The basics of soft palatal obturators and comparison with surgical reconstruction are addressed.
Trismus, a very common condition in the Indian population, is a very significant problem that needs effective solutions, which are presented in an easily implementable form.
For all patients undergoing radiotherapy, the basics of oncologic dentistry and dental prophylaxis are clearly outlined.
Finally, anaplastology and the creation of external facial, ocular, and auricular prosthesis is touched upon.
In conclusion, the importance of cooperation between the surgical and prosthetic teams is stressed.

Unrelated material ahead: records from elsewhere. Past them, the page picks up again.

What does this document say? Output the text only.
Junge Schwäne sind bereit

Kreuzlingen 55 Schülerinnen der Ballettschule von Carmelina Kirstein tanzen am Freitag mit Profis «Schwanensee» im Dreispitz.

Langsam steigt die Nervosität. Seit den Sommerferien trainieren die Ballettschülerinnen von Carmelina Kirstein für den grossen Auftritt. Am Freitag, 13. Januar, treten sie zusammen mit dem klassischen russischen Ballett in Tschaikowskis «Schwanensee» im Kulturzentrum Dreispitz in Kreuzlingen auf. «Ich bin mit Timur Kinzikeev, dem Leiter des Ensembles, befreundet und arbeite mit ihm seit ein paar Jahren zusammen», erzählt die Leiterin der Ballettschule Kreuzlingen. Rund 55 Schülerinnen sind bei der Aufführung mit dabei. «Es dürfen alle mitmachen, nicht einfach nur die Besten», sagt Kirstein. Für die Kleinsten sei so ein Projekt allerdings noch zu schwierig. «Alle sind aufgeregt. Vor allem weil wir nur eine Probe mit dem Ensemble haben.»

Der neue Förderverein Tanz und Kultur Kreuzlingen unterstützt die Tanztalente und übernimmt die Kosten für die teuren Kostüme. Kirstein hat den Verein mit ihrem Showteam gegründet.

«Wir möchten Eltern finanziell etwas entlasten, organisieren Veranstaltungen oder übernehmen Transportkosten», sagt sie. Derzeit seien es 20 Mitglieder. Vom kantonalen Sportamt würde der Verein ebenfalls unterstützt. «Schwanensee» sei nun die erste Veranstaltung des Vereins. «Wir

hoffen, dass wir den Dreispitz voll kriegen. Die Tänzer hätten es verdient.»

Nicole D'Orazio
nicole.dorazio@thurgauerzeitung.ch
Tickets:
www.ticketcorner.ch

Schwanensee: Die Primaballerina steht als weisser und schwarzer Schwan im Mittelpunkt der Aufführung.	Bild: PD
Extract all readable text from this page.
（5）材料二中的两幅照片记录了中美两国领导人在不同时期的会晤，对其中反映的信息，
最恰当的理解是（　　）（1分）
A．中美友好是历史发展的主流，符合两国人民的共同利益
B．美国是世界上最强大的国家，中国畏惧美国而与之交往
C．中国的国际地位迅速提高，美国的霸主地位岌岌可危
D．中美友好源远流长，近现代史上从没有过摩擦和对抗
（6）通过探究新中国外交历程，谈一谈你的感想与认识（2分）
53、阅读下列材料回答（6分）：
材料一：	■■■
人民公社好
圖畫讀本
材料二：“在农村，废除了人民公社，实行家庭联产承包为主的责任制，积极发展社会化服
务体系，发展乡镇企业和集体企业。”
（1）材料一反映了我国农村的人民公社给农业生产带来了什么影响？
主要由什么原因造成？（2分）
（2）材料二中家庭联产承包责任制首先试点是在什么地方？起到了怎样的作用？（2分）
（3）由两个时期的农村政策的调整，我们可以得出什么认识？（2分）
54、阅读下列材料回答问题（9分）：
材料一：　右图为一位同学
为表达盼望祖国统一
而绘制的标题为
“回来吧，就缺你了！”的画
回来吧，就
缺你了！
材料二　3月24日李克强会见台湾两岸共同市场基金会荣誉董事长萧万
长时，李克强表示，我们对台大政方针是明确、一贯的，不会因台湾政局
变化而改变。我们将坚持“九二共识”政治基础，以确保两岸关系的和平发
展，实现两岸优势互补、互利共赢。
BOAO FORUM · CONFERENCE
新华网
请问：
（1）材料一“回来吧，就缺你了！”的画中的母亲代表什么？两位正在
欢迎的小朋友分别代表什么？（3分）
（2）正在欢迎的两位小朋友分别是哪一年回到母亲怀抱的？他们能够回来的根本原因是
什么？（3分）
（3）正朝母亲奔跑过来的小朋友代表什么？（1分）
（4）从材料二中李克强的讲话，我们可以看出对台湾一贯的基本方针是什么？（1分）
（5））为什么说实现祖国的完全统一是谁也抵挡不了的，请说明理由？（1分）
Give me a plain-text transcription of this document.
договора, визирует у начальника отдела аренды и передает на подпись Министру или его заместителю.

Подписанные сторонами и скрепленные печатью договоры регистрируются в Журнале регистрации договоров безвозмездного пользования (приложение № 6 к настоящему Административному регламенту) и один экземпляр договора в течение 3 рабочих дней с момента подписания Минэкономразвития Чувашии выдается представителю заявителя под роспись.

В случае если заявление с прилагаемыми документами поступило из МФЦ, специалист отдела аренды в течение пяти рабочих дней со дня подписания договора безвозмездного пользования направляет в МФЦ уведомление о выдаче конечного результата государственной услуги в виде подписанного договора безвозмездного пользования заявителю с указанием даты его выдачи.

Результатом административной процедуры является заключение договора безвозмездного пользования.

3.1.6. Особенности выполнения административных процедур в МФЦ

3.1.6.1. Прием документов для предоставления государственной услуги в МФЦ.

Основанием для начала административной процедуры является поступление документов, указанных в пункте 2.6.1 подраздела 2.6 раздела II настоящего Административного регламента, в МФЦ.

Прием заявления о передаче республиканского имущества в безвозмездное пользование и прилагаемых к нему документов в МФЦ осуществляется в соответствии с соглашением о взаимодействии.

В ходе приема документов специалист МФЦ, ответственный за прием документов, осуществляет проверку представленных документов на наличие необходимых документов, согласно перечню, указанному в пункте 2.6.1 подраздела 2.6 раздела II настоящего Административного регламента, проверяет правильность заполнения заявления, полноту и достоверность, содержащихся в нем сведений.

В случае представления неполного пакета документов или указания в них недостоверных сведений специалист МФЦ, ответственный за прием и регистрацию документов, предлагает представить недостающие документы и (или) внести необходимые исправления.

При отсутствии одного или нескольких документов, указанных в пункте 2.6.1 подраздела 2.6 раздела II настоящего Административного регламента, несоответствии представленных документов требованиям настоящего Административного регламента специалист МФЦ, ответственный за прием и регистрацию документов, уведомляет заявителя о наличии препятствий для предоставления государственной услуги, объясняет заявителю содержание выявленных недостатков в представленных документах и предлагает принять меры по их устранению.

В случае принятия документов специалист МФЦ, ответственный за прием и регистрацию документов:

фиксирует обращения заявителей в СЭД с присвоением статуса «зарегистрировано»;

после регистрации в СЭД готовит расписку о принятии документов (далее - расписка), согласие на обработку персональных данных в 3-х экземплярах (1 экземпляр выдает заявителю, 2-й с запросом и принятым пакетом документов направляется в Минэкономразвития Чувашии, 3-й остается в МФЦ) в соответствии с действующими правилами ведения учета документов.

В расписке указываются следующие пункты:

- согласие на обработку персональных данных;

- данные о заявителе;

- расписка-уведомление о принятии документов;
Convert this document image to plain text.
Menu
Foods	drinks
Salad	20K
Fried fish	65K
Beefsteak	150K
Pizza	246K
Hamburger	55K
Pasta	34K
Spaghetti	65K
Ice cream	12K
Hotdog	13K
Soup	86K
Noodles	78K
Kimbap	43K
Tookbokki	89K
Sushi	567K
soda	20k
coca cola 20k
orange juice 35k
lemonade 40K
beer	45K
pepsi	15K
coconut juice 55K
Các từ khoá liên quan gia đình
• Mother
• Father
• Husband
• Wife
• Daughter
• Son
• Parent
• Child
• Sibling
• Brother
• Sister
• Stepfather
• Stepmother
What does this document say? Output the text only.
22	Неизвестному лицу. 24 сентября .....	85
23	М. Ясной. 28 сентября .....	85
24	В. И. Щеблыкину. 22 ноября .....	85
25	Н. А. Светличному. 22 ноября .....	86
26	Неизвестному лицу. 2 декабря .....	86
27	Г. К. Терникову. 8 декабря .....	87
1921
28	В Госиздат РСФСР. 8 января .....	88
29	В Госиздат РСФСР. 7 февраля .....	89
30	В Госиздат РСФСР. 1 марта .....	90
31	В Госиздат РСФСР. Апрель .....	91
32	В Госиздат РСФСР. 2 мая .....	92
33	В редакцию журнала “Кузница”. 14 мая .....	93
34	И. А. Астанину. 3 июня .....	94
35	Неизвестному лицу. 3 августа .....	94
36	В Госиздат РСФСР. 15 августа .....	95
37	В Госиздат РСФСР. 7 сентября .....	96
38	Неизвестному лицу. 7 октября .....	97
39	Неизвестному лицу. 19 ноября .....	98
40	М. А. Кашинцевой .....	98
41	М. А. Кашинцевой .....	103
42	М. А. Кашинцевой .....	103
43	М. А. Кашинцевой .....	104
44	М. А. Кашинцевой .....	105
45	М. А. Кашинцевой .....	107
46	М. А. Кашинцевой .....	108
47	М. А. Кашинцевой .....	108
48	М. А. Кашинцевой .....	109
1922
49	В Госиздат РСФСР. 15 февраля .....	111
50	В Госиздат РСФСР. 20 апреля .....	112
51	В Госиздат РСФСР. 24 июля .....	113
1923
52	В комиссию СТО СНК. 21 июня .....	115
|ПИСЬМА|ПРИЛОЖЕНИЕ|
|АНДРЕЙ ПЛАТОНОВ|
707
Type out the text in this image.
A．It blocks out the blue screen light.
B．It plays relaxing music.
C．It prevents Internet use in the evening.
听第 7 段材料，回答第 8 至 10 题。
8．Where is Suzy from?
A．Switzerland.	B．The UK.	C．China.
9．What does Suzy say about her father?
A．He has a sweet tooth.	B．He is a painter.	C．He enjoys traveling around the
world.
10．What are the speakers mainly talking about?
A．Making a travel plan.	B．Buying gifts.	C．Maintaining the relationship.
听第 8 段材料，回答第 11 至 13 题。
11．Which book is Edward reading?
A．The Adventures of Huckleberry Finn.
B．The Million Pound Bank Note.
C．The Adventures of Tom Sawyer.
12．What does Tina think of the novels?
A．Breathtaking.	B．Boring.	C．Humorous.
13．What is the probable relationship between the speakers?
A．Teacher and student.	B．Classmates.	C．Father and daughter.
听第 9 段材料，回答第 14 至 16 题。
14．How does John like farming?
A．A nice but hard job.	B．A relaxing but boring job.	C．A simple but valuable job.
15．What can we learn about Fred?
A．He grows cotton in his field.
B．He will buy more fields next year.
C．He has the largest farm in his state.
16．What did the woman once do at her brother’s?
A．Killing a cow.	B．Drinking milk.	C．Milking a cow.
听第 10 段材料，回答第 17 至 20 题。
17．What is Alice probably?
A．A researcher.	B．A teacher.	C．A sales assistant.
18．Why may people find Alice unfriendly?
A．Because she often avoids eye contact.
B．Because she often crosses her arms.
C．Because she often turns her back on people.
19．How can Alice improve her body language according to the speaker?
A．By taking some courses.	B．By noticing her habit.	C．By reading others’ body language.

In conclusion, quality of life, which is clearly the essential goal for the entire head and neck team, is addressed. It focuses on patient-reported outcomes, which are most crucial and relevant, and provides a context for measuring outcomes realistically.
It is hoped that this book becomes a friend to go to, for every aspiring and practicing member of the head and neck team.
This material has never been published and is not currently under evaluation in any other peer reviewed publication.
The permission was taken from Institutional Ethics Committee prior to starting the project. All procedures performed in studies involving human participants were in accordance with the ethical standards of the institutional and/or national research committee and with the 1964 Helsinki declaration and its later amendments or comparable ethical standards.
Informed consent was obtained from all individual participants included in the study.